Because of our history of transit and how it’s always been split along political lines rather than sociological lines, reverse commuting has always faced a disconnect from transit agencies, including SEPTA, and how they view their suburban versus city-provided services. I considered taking the regional rail and then a separate bus to get to where I need to go, but I constantly found that it was always more expensive to take regional rail than to take suburban and city rapid transit because the prices were way too high and service was too infrequent.
This is a common theme that we always see in which SEPTA and other agencies continue to run commuter rail as it were. It runs primarily as a nine-to-five service designed for white skewing commuters, rather than an all-day service that is integrated with true transit ridership patterns. Regional rail could provide a lot more, given how expensive it is and how frequent it really could be because of its infrastructure. There has to not only be an engineering improvement but a cultural shift in how transit is viewed in the suburbs.
People like me, the reverse commuters, are finding it increasingly difficult to sustain a work-life where we could have a good regional rail ride or we just have to give up and try again in some other location or some other job. All we want at the end of the day is just some foremost ability and the best, most efficient way to get from point A to point B. Agencies have to align these needs with policy which I think they can do if they recognize the service they can provide.
We have to be cognizant about how these reverse commuters are riders that still need to be considered and served in an adequate sense. Otherwise, the only alternative is to take a car and bring all the negative externalities of that.
We have to make sure that we continue to understand where our riders come from and why some of them are switching to cars or Uber and Lyft. They can’t find transit reliable enough and frequent enough for them to ride.
SEPTA has been asked to do a lot in the past few years with a tentative and not secure funding environment. Operating costs get most of their money from the state and not from the local government. I think it’s just very hard for an agency to respond to the needs of riders most directly and effectively if the riders don’t feel empowered to have a voice in how their services run.

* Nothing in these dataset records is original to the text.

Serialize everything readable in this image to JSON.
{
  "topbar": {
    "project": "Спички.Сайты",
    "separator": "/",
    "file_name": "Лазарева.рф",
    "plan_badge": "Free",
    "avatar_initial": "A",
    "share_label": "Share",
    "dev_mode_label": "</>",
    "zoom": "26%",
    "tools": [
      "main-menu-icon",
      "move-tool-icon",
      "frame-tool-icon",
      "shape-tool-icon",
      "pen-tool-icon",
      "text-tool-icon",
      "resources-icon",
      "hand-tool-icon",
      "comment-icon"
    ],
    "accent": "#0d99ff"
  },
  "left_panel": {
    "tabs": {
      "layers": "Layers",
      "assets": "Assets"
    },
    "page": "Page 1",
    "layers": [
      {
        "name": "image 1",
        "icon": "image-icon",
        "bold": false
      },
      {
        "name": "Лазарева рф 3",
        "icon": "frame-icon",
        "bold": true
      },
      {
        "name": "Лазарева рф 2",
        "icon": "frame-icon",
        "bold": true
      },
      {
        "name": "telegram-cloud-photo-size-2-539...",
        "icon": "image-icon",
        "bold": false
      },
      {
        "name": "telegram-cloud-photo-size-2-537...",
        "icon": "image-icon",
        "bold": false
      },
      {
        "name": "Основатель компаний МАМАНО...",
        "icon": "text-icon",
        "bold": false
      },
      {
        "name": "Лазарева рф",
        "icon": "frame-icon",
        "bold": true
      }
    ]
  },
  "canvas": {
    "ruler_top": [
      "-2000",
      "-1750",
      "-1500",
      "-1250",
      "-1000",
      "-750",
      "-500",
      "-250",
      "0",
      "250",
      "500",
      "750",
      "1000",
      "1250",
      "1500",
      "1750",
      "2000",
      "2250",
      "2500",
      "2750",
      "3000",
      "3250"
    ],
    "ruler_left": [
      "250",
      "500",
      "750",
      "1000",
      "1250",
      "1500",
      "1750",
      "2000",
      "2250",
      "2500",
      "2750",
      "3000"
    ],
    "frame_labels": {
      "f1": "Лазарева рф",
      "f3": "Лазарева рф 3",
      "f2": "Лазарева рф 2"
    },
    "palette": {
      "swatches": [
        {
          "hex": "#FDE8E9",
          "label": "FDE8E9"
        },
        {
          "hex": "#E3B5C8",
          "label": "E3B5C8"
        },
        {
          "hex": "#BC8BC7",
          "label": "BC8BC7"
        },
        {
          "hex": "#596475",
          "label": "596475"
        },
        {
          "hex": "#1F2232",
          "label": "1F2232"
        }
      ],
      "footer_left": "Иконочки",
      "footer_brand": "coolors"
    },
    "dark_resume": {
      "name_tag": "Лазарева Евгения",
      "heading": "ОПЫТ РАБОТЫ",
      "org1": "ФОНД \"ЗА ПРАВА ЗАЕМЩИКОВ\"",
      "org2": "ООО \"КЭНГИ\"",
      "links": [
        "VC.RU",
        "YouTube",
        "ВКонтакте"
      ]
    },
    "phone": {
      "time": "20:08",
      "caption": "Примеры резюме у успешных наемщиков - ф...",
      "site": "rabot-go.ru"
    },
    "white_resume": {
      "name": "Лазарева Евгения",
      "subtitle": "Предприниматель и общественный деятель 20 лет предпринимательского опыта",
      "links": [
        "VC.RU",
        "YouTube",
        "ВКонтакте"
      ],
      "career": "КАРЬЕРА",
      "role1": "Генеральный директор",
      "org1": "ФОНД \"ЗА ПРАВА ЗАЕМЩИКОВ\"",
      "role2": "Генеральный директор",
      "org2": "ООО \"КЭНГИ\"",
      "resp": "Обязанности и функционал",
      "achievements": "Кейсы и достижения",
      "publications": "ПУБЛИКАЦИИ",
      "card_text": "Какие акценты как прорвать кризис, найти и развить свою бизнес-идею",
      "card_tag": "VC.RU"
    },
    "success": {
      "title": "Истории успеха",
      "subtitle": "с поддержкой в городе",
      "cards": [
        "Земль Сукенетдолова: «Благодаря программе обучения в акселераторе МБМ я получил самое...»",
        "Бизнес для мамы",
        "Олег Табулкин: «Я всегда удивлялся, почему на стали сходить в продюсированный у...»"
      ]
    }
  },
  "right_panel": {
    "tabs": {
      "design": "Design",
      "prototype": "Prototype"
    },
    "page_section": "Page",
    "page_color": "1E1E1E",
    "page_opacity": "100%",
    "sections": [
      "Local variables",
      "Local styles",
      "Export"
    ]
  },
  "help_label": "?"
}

While the SEPTA workers, operators, and planners are doing an amazing job every day to try to get people where they need to be, I think we need that additional layer of support of really strong commitment from our elected officials in a lot of ways to make sure that transit isn’t forgotten. Transit needs to be funded to the maximum possible extent in the present, but also within the future. Transit needs stable funding mechanisms, such as congestion pricing, and ways that directly speak to how we are going to have to adjust our commuting preferences, especially our non-car community.